In South Sudan, the United Nations believes that some ninety-thousand individuals to have been displaced, including almost sixty-thousand known to be sheltering at facilities operated by the UN Mission in the Republic of South Sudan (UNMISS). Reports this week of mass killings and the discovery of a mass grave in the country indicate that the inter-communal violence between the Dinka and Nuer ethnic groups is rapidly escalating. The UN and others have called for engagement and dialogue to solve the crisis, which erupted after a reported coup attempt, which the government blamed on former Vice President Riek Machar, a member of the Nuer ethnic group. The violence in Upper Nile state follows significant incidents in Unity state, another oil rich province, and Jonglei.

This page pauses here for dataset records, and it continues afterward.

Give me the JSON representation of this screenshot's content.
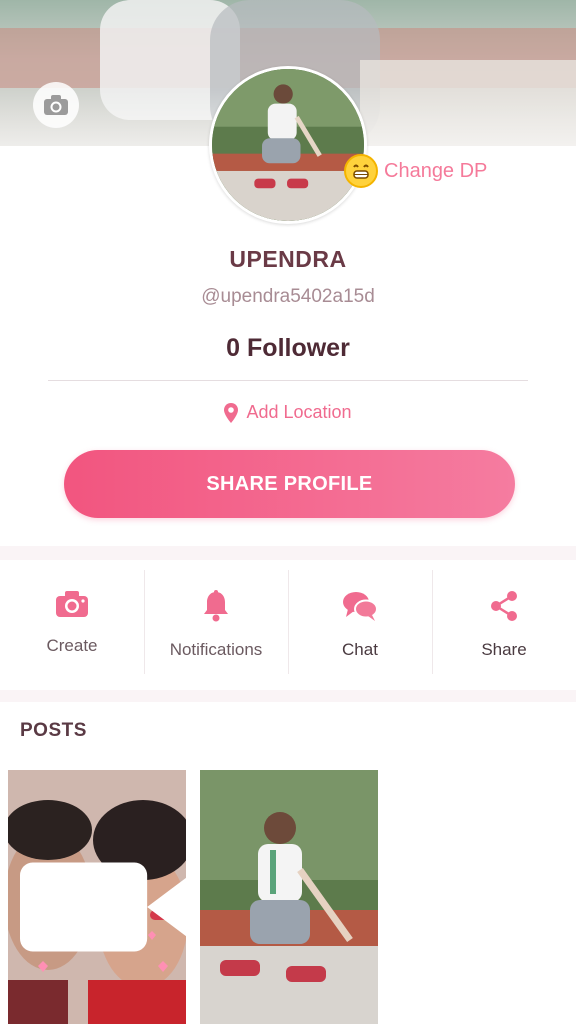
{
  "profile": {
    "name": "UPENDRA",
    "handle": "@upendra5402a15d",
    "followers": "0 Follower",
    "change_dp": "Change DP",
    "add_location": "Add Location",
    "share_profile": "SHARE PROFILE"
  },
  "actions": [
    {
      "label": "Create",
      "icon": "camera-icon"
    },
    {
      "label": "Notifications",
      "icon": "bell-icon"
    },
    {
      "label": "Chat",
      "icon": "chat-icon"
    },
    {
      "label": "Share",
      "icon": "share-icon"
    }
  ],
  "posts": {
    "title": "POSTS",
    "items": [
      {
        "type": "video",
        "icon": "video-camera-icon"
      },
      {
        "type": "photo"
      }
    ]
  },
  "colors": {
    "accent": "#f2557f",
    "accent_light": "#f57ca0",
    "name_text": "#6a3a46"
  }
}
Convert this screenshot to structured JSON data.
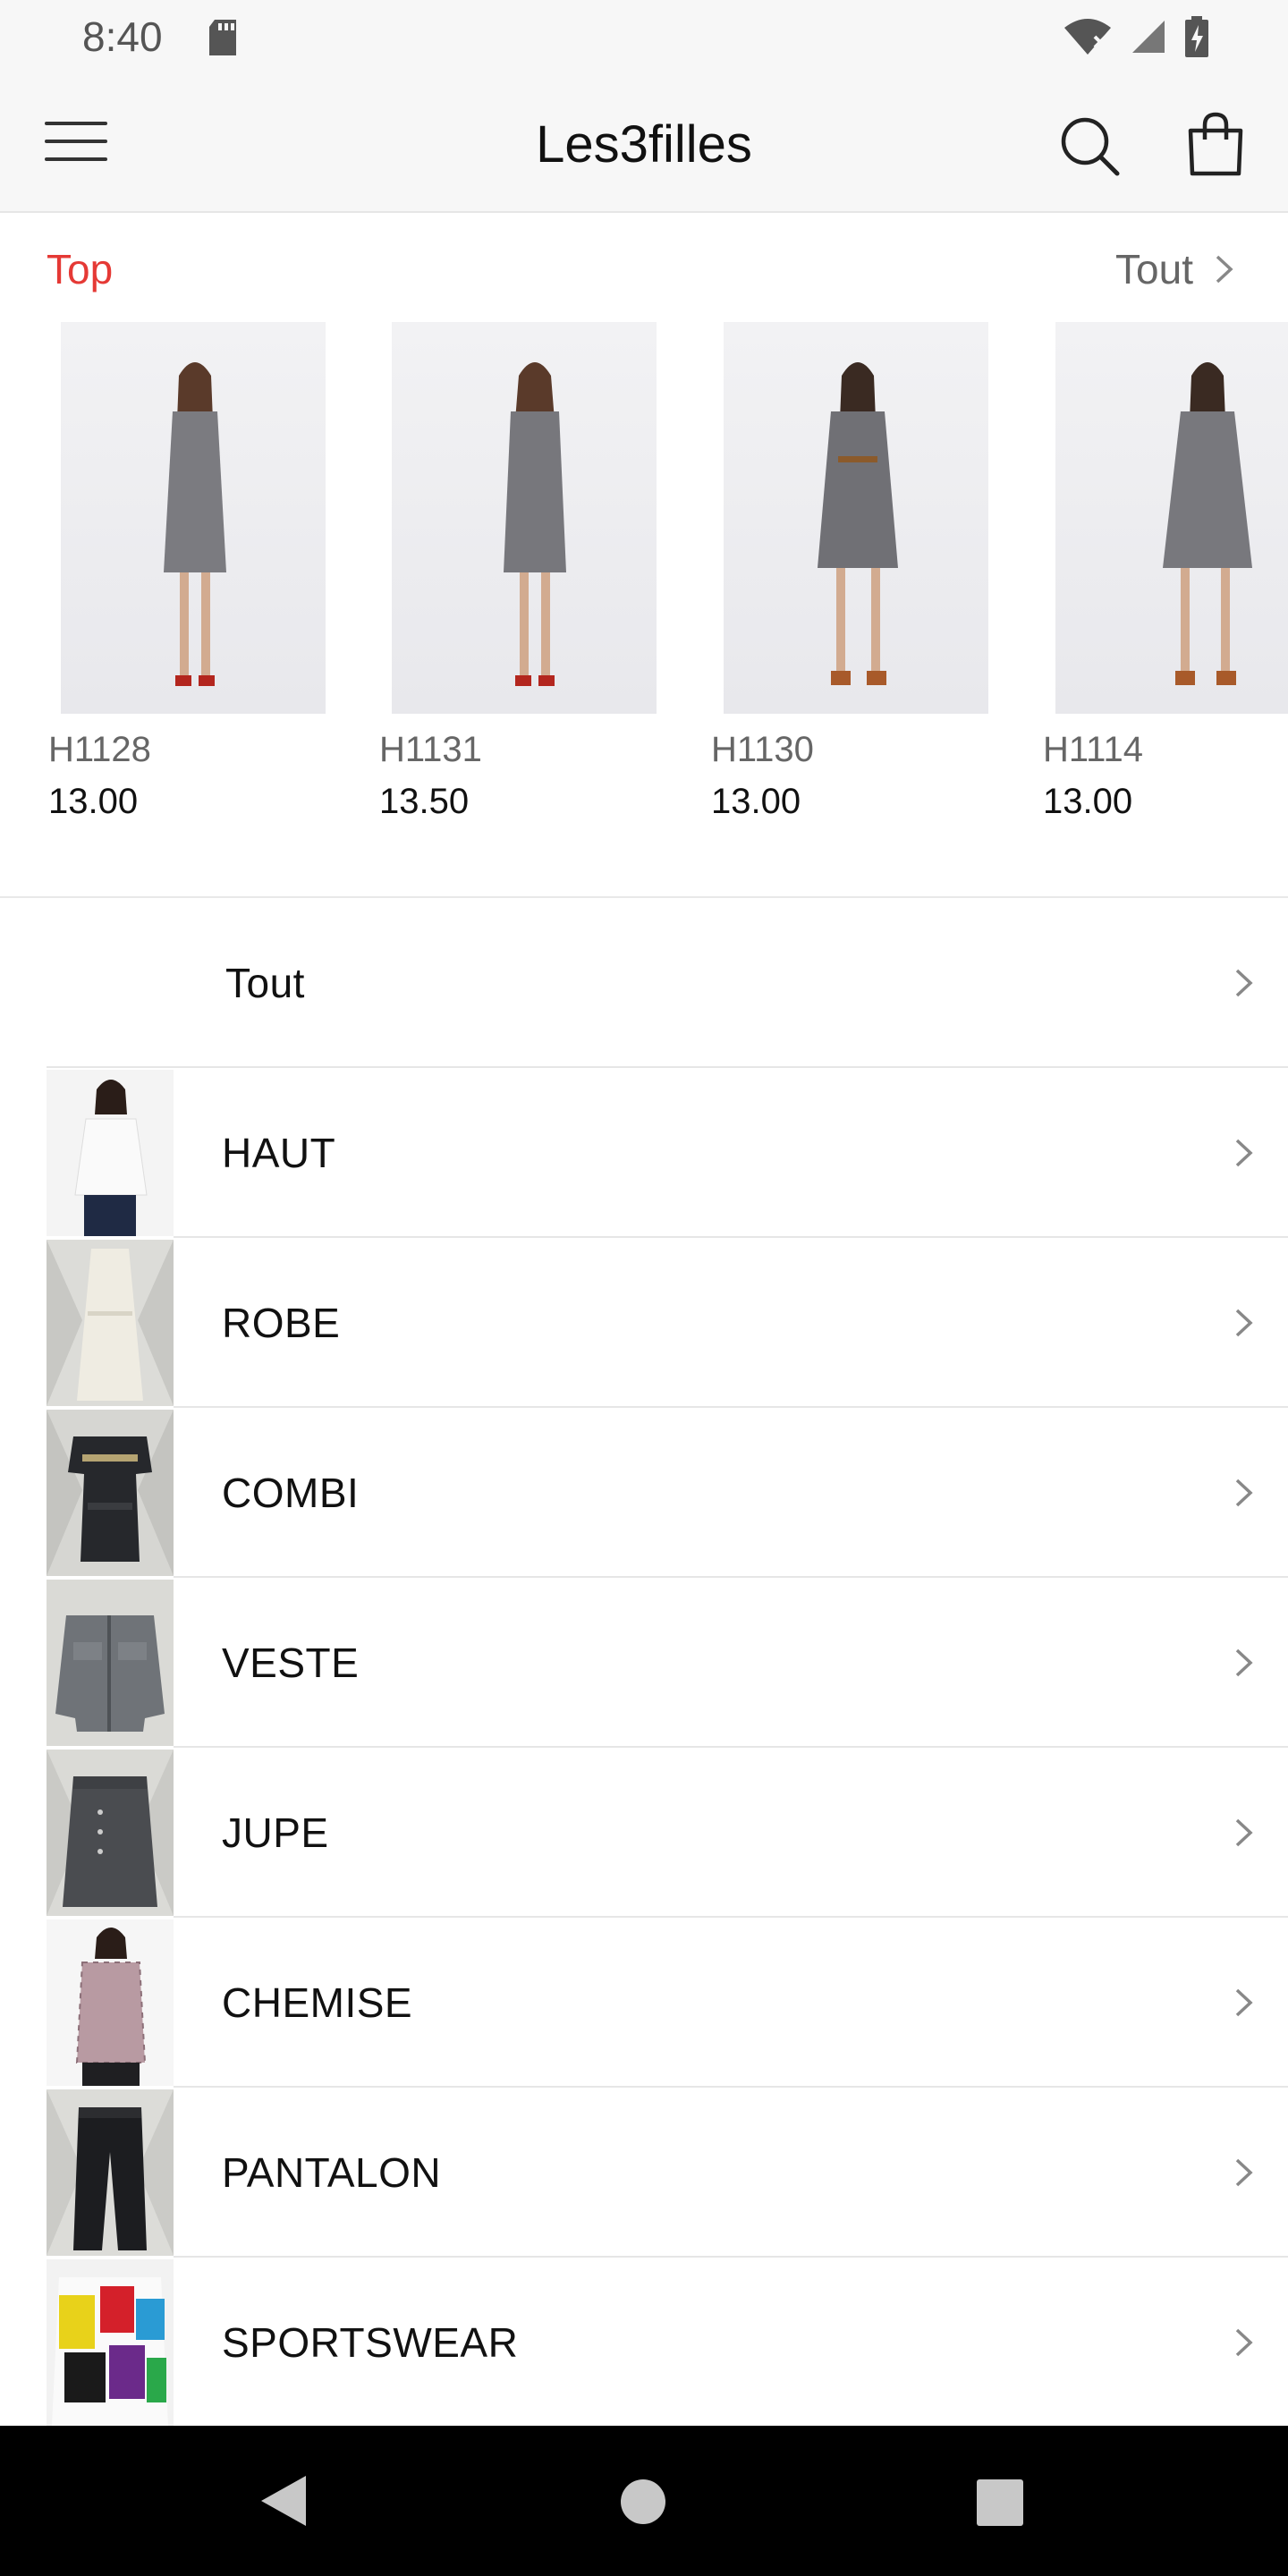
{
  "status": {
    "time": "8:40"
  },
  "app": {
    "title": "Les3filles"
  },
  "top": {
    "label": "Top",
    "all_label": "Tout",
    "products": [
      {
        "code": "H1128",
        "price": "13.00"
      },
      {
        "code": "H1131",
        "price": "13.50"
      },
      {
        "code": "H1130",
        "price": "13.00"
      },
      {
        "code": "H1114",
        "price": "13.00"
      }
    ]
  },
  "categories": {
    "all_label": "Tout",
    "items": [
      {
        "label": "HAUT"
      },
      {
        "label": "ROBE"
      },
      {
        "label": "COMBI"
      },
      {
        "label": "VESTE"
      },
      {
        "label": "JUPE"
      },
      {
        "label": "CHEMISE"
      },
      {
        "label": "PANTALON"
      },
      {
        "label": "SPORTSWEAR"
      }
    ]
  },
  "colors": {
    "accent": "#e53935",
    "header_bg": "#f7f7f7",
    "navbar_bg": "#000000"
  }
}
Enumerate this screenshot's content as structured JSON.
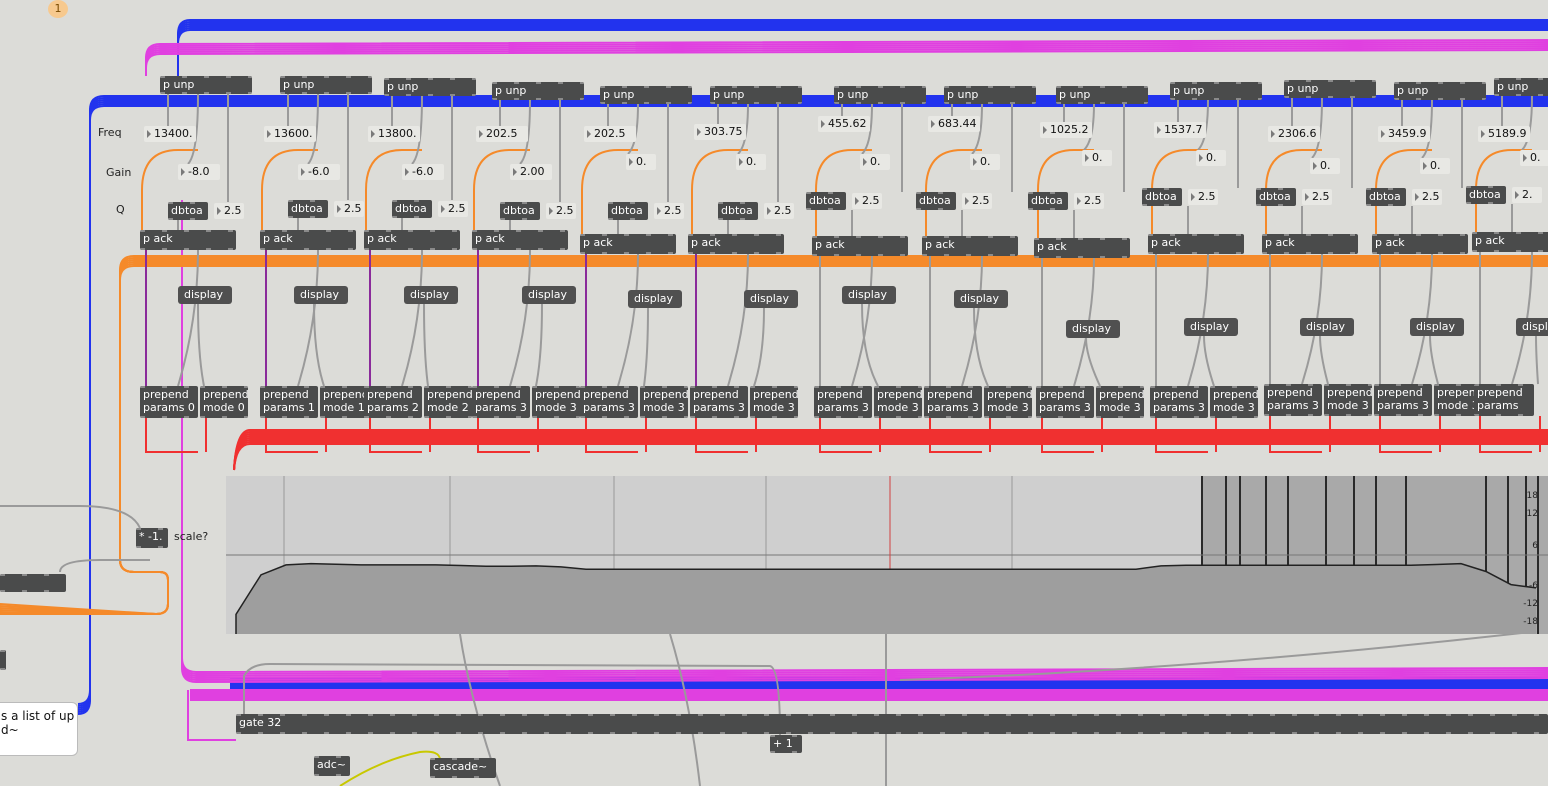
{
  "badge": "1",
  "row_labels": {
    "freq": "Freq",
    "gain": "Gain",
    "q": "Q"
  },
  "bands": [
    {
      "unpack": "p unp",
      "freq": "13400.",
      "gain": "-8.0",
      "dbtoa": "dbtoa",
      "q": "2.5",
      "pack": "p ack",
      "display": "display",
      "prepend_params": [
        "prepend",
        "params 0"
      ],
      "prepend_mode": [
        "prepend",
        "mode 0"
      ]
    },
    {
      "unpack": "p unp",
      "freq": "13600.",
      "gain": "-6.0",
      "dbtoa": "dbtoa",
      "q": "2.5",
      "pack": "p ack",
      "display": "display",
      "prepend_params": [
        "prepend",
        "params 1"
      ],
      "prepend_mode": [
        "prepend",
        "mode 1"
      ]
    },
    {
      "unpack": "p unp",
      "freq": "13800.",
      "gain": "-6.0",
      "dbtoa": "dbtoa",
      "q": "2.5",
      "pack": "p ack",
      "display": "display",
      "prepend_params": [
        "prepend",
        "params 2"
      ],
      "prepend_mode": [
        "prepend",
        "mode 2"
      ]
    },
    {
      "unpack": "p unp",
      "freq": "202.5",
      "gain": "2.00",
      "dbtoa": "dbtoa",
      "q": "2.5",
      "pack": "p ack",
      "display": "display",
      "prepend_params": [
        "prepend",
        "params 3"
      ],
      "prepend_mode": [
        "prepend",
        "mode 3"
      ]
    },
    {
      "unpack": "p unp",
      "freq": "202.5",
      "gain": "0.",
      "dbtoa": "dbtoa",
      "q": "2.5",
      "pack": "p ack",
      "display": "display",
      "prepend_params": [
        "prepend",
        "params 3"
      ],
      "prepend_mode": [
        "prepend",
        "mode 3"
      ]
    },
    {
      "unpack": "p unp",
      "freq": "303.75",
      "gain": "0.",
      "dbtoa": "dbtoa",
      "q": "2.5",
      "pack": "p ack",
      "display": "display",
      "prepend_params": [
        "prepend",
        "params 3"
      ],
      "prepend_mode": [
        "prepend",
        "mode 3"
      ]
    },
    {
      "unpack": "p unp",
      "freq": "455.62",
      "gain": "0.",
      "dbtoa": "dbtoa",
      "q": "2.5",
      "pack": "p ack",
      "display": "display",
      "prepend_params": [
        "prepend",
        "params 3"
      ],
      "prepend_mode": [
        "prepend",
        "mode 3"
      ]
    },
    {
      "unpack": "p unp",
      "freq": "683.44",
      "gain": "0.",
      "dbtoa": "dbtoa",
      "q": "2.5",
      "pack": "p ack",
      "display": "display",
      "prepend_params": [
        "prepend",
        "params 3"
      ],
      "prepend_mode": [
        "prepend",
        "mode 3"
      ]
    },
    {
      "unpack": "p unp",
      "freq": "1025.2",
      "gain": "0.",
      "dbtoa": "dbtoa",
      "q": "2.5",
      "pack": "p ack",
      "display": "display",
      "prepend_params": [
        "prepend",
        "params 3"
      ],
      "prepend_mode": [
        "prepend",
        "mode 3"
      ]
    },
    {
      "unpack": "p unp",
      "freq": "1537.7",
      "gain": "0.",
      "dbtoa": "dbtoa",
      "q": "2.5",
      "pack": "p ack",
      "display": "display",
      "prepend_params": [
        "prepend",
        "params 3"
      ],
      "prepend_mode": [
        "prepend",
        "mode 3"
      ]
    },
    {
      "unpack": "p unp",
      "freq": "2306.6",
      "gain": "0.",
      "dbtoa": "dbtoa",
      "q": "2.5",
      "pack": "p ack",
      "display": "display",
      "prepend_params": [
        "prepend",
        "params 3"
      ],
      "prepend_mode": [
        "prepend",
        "mode 3"
      ]
    },
    {
      "unpack": "p unp",
      "freq": "3459.9",
      "gain": "0.",
      "dbtoa": "dbtoa",
      "q": "2.5",
      "pack": "p ack",
      "display": "display",
      "prepend_params": [
        "prepend",
        "params 3"
      ],
      "prepend_mode": [
        "prepend",
        "mode 3"
      ]
    },
    {
      "unpack": "p unp",
      "freq": "5189.9",
      "gain": "0.",
      "dbtoa": "dbtoa",
      "q": "2.",
      "pack": "p ack",
      "display": "display",
      "prepend_params": [
        "prepend",
        "params"
      ],
      "prepend_mode": []
    }
  ],
  "scale_obj": "* -1.",
  "scale_label": "scale?",
  "gate": "gate 32",
  "plus_one": "+ 1",
  "adc": "adc~",
  "cascade": "cascade~",
  "comment": [
    "s a list of up",
    "d~"
  ],
  "graph": {
    "axis_ticks": [
      "18",
      "12",
      "6",
      "-6",
      "-12",
      "-18"
    ],
    "curve_db": [
      -18,
      -6,
      -3,
      -2.6,
      -2.8,
      -3,
      -3,
      -3,
      -3,
      -3.2,
      -3.4,
      -3.4,
      -3.3,
      -3.6,
      -4.3,
      -4.3,
      -4.3,
      -4.3,
      -4.3,
      -4.3,
      -4.3,
      -4.3,
      -4.3,
      -4.3,
      -4.3,
      -4.3,
      -4.3,
      -4.3,
      -4.3,
      -4.3,
      -4.3,
      -4.3,
      -4.3,
      -4.3,
      -4.3,
      -4.3,
      -4.3,
      -3.3,
      -3.1,
      -3.1,
      -3.1,
      -3.1,
      -3.1,
      -3.1,
      -3.1,
      -3.1,
      -3.1,
      -3.1,
      -2.9,
      -2.6,
      -5,
      -9,
      -10
    ]
  },
  "colors": {
    "blue": "#2233ee",
    "magenta": "#e040e0",
    "orange": "#f58a2a",
    "red": "#f03030",
    "grey": "#9a9a9a",
    "purple": "#8a2a9a"
  }
}
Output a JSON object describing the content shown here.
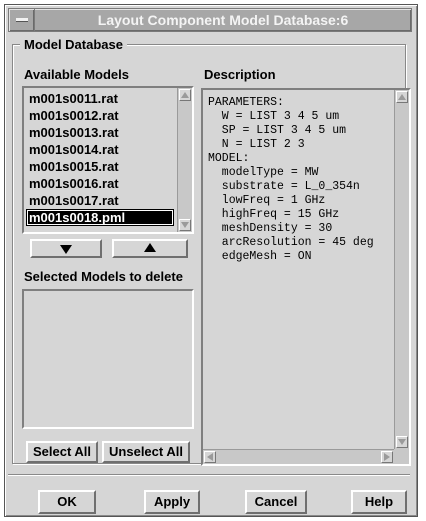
{
  "window": {
    "title": "Layout Component Model Database:6"
  },
  "group": {
    "title": "Model Database"
  },
  "available_models": {
    "label": "Available Models",
    "items": [
      {
        "label": "m001s0011.rat",
        "selected": false
      },
      {
        "label": "m001s0012.rat",
        "selected": false
      },
      {
        "label": "m001s0013.rat",
        "selected": false
      },
      {
        "label": "m001s0014.rat",
        "selected": false
      },
      {
        "label": "m001s0015.rat",
        "selected": false
      },
      {
        "label": "m001s0016.rat",
        "selected": false
      },
      {
        "label": "m001s0017.rat",
        "selected": false
      },
      {
        "label": "m001s0018.pml",
        "selected": true
      }
    ]
  },
  "move": {
    "down_icon": "triangle-down-icon",
    "up_icon": "triangle-up-icon"
  },
  "selected_models": {
    "label": "Selected Models to delete",
    "items": []
  },
  "description": {
    "label": "Description",
    "lines": [
      "PARAMETERS:",
      "  W = LIST 3 4 5 um",
      "  SP = LIST 3 4 5 um",
      "  N = LIST 2 3",
      "MODEL:",
      "  modelType = MW",
      "  substrate = L_0_354n",
      "  lowFreq = 1 GHz",
      "  highFreq = 15 GHz",
      "  meshDensity = 30",
      "  arcResolution = 45 deg",
      "  edgeMesh = ON"
    ]
  },
  "buttons": {
    "select_all": "Select All",
    "unselect_all": "Unselect All",
    "ok": "OK",
    "apply": "Apply",
    "cancel": "Cancel",
    "help": "Help"
  },
  "colors": {
    "window_bg": "#d6d6d6",
    "titlebar_bg": "#a7a7a7",
    "selection_bg": "#000000",
    "selection_fg": "#ffffff"
  }
}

The UN Security Council has responded to the crisis by authorizing UNMISS to almost double its size, adding some five-thousand five-hundred peacekeepers (both military and police personnel) to the existing force of some seven thousand personnel. UNMISS has already suffered casualties in the violence after ethnic Nuer militiamen attacked a facility in Akobo in Jonglei state. However, the UN noted that it would take some time for the new forces to arrive. It is possible that the US could assist in rapidly deploying peacekeepers, as it has done in the past.
The situation in South Sudan has already provided an opportunity for the US military to showcase its current crisis response capabilities. Soon after the violence started, the US deployed elements of the East Africa Response Force, based at Camp Lemonnier Djibouti, to protect US diplomatic facilities and assist in evacuating civilians. The US has now deployed elements of the Marine Corps’ Special Purpose Marine Air Ground Task Force – Crisis Response, based at Moron Air Base in Spain, to Camp Lemonnier and to Entebbe, Uganda. In addition, last week, three Air Force Special Operations Command CV-22B Ospreys were damaged and four US servicemen injured during an attempt to rescue US and other nationals for Bor, the capital of Jonglei state. The aircraft had been launched from Camp Lemonnier and were diverted to Entebbe after the mission was aborted. It has since been reported that the rescue force included US Navy SEALs, suggesting that the aircraft and personnel for that mission might have come from Combined Joint Task Force – Horn of Africa’s (CJTF-HOA) Special Operations Command and Control Element – Horn of Africa (SOCCE-HOA). SOCCE-HOA is responsible for special operations in east Africa in support of CJTF-HOA’s mission, which includes regional crisis response. SOCCE-HOA is in fact an outgrowth of a crisis response element (sometimes referred to as CRE-HOA) that was established at Camp Lemonnier in Spring 2002 as part of the initial buildup there following the events of September 11th, 2001. SOCCE-HOA is also the primary force provider for Operation Observant Compass, the US mission to support regional forces in their fight against the Lord’s Resistance Army.
In neighboring CAR, violence has also continued despite an influx of African peacekeepers to the African-led International Support Mission in the Central African Republic (MISCA) and the French intervention, Operation Sangaris. Violence there has become a matter of largely a matter of fighting between mainly Muslim former Seleka rebels and Christian militias referred to as anti-balaka. Though anti-balaka groups initially welcomed international intervention, some have since become dissatisfied with their unwillingness to oust current President Michel Djotodia, the former leader of the Seleka rebel group, who deposed former President Francois Bozize in March. Christian groups have also accused Muslim peacekeepers from Chad of siding with ex-Seleka rebels, leading to violent clashes. Christian protesters blame Chadian forces for at least one death. Anti-balaka militiamen reportedly killed a peacekeeper from the Republic of Congo on Tuesday, possibly in retribution. French forces, however, are seen as having sided with the anti-balaka militias, leading to violence between them and ex-Seleka rebels. Both ex-Seleka rebels and anti-balaka militia continue present a significant challenge to international forces and despite efforts to disarm both groups and seek a negotiated settlement.